Excerpt from my U.S. Embassy International Narcotics/Law Enforcement journal...
He was a young, scrawny boy that lived in the New Delhi slums adjacent to the NGO where I taught English and basic computer skills. He was my student, Krishnan. During my bi-weekly English lessons, he was always the one to finish the work first but close his book last, fueling his insatiable appetite for learning up until the very last second of class.
One day, upon hearing that I also spoke Spanish, Krishnan approached me, with a hungry gleam in his eyes and boldly asked if I didn’t mind teaching him basic Spanish as well. Thinking how ludicrous the idea sounded as he had just started English a month before, I gently smiled at him and explained that learning two languages simultaneously wasn’t a good idea and that he should just focus on English for now, considering just learning one language is hard enough. But he wasn’t willing to take no for an answer and persisted with his requests. Finally agreeing, mostly to appease him, I began with the Spanish alphabet.
Having already worked with him in English, I knew he was brilliant, but it wasn’t until he picked up the entire Spanish alphabet in under 30 minutes that I was stunned and realized the extent of his great potential. His unwavering thirst for knowledge was one I had never witnessed before and his absolute conviction in his abilities was incredibly commendable. Looking at the value of education from his inquisitive eyes taught me how much I took my own education for granted and how empowering knowledge truly is.

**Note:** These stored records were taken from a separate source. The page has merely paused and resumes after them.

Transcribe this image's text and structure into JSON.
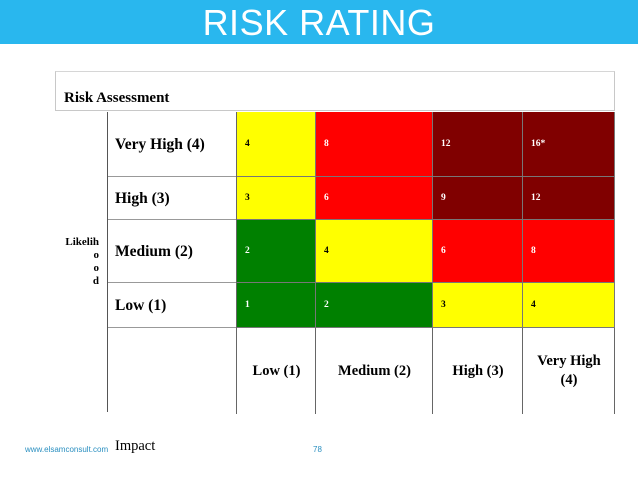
{
  "slide": {
    "title": "RISK RATING",
    "header_color": "#29b7ee",
    "assessment_label": "Risk Assessment",
    "likelihood_label": [
      "Likelih",
      "o",
      "o",
      "d"
    ],
    "impact_label": "Impact",
    "website": "www.elsamconsult.com",
    "page_number": "78"
  },
  "matrix": {
    "rows": [
      {
        "label": "Very High (4)",
        "cells": [
          {
            "value": "4",
            "level": "medium"
          },
          {
            "value": "8",
            "level": "high"
          },
          {
            "value": "12",
            "level": "extreme"
          },
          {
            "value": "16*",
            "level": "extreme"
          }
        ]
      },
      {
        "label": "High (3)",
        "cells": [
          {
            "value": "3",
            "level": "medium"
          },
          {
            "value": "6",
            "level": "high"
          },
          {
            "value": "9",
            "level": "extreme"
          },
          {
            "value": "12",
            "level": "extreme"
          }
        ]
      },
      {
        "label": "Medium (2)",
        "cells": [
          {
            "value": "2",
            "level": "low"
          },
          {
            "value": "4",
            "level": "medium"
          },
          {
            "value": "6",
            "level": "high"
          },
          {
            "value": "8",
            "level": "high"
          }
        ]
      },
      {
        "label": "Low (1)",
        "cells": [
          {
            "value": "1",
            "level": "low"
          },
          {
            "value": "2",
            "level": "low"
          },
          {
            "value": "3",
            "level": "medium"
          },
          {
            "value": "4",
            "level": "medium"
          }
        ]
      }
    ],
    "columns": [
      "Low (1)",
      "Medium (2)",
      "High (3)",
      "Very High (4)"
    ],
    "level_colors": {
      "low": "#008000",
      "medium": "#ffff00",
      "high": "#ff0000",
      "extreme": "#800000"
    },
    "level_text_colors": {
      "low": "#ffffff",
      "medium": "#000000",
      "high": "#ffffff",
      "extreme": "#ffffff"
    }
  }
}
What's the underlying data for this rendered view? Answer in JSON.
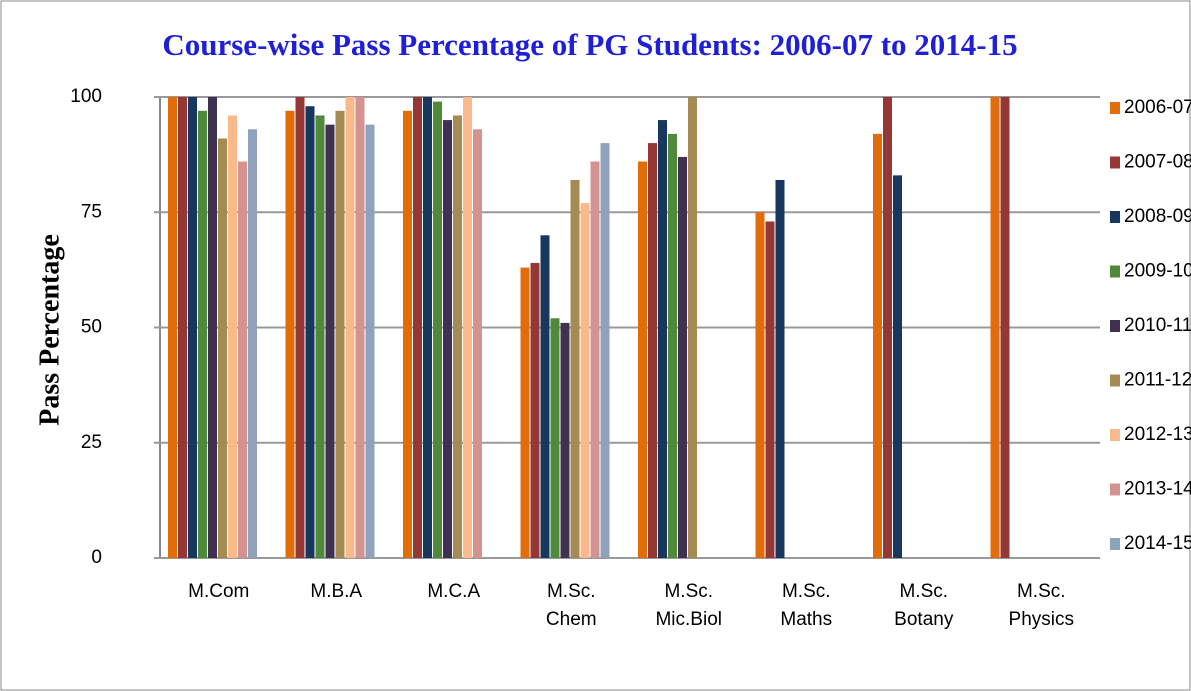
{
  "chart_data": {
    "type": "bar",
    "title": "Course-wise Pass Percentage of PG Students: 2006-07 to 2014-15",
    "y_label": "Pass Percentage",
    "categories": [
      "M.Com",
      "M.B.A",
      "M.C.A",
      "M.Sc. Chem",
      "M.Sc. Mic.Biol",
      "M.Sc. Maths",
      "M.Sc. Botany",
      "M.Sc. Physics"
    ],
    "series": [
      {
        "name": "2006-07",
        "color": "#e36c0a",
        "values": [
          100,
          97,
          97,
          63,
          86,
          75,
          92,
          100
        ]
      },
      {
        "name": "2007-08",
        "color": "#953735",
        "values": [
          100,
          100,
          100,
          64,
          90,
          73,
          100,
          100
        ]
      },
      {
        "name": "2008-09",
        "color": "#17375e",
        "values": [
          100,
          98,
          100,
          70,
          95,
          82,
          83,
          null
        ]
      },
      {
        "name": "2009-10",
        "color": "#4f8a3a",
        "values": [
          97,
          96,
          99,
          52,
          92,
          null,
          null,
          null
        ]
      },
      {
        "name": "2010-11",
        "color": "#403152",
        "values": [
          100,
          94,
          95,
          51,
          87,
          null,
          null,
          null
        ]
      },
      {
        "name": "2011-12",
        "color": "#a38b52",
        "values": [
          91,
          97,
          96,
          82,
          100,
          null,
          null,
          null
        ]
      },
      {
        "name": "2012-13",
        "color": "#fab98a",
        "values": [
          96,
          100,
          100,
          77,
          null,
          null,
          null,
          null
        ]
      },
      {
        "name": "2013-14",
        "color": "#d49391",
        "values": [
          86,
          100,
          93,
          86,
          null,
          null,
          null,
          null
        ]
      },
      {
        "name": "2014-15",
        "color": "#8fa2bb",
        "values": [
          93,
          94,
          null,
          90,
          null,
          null,
          null,
          null
        ]
      }
    ],
    "ylim": [
      0,
      100
    ],
    "yticks": [
      0,
      25,
      50,
      75,
      100
    ],
    "grid": true,
    "legend": "right"
  }
}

Over the course of my time there, I continued giving Krishnan private Spanish lessons after his English class. And every time, I was consumed with a surging disbelief in his immeasurable talents. Redefining the word BELIEVE for me, he taught me that as long as I believe in myself and my own potential, nothing can stop me from pursuing my dreams. Every time I am faced with a decision from which a bit of self-doubt inevitably flows, I am reminded of that gleam and instill a newfound vitality into my way of thinking.
It’s not often you associate eight-year-old children with life-changing wisdom. We’re so quick to write off people younger than us as not having anything worthwhile to say or thinking there’s no possible way we could learn from them, but there is truly something to learn from everyone you meet in life. He may not ever know this, but Krishnan taught me one of life’s greatest lessons: people may doubt what you say, but they will believe what you do.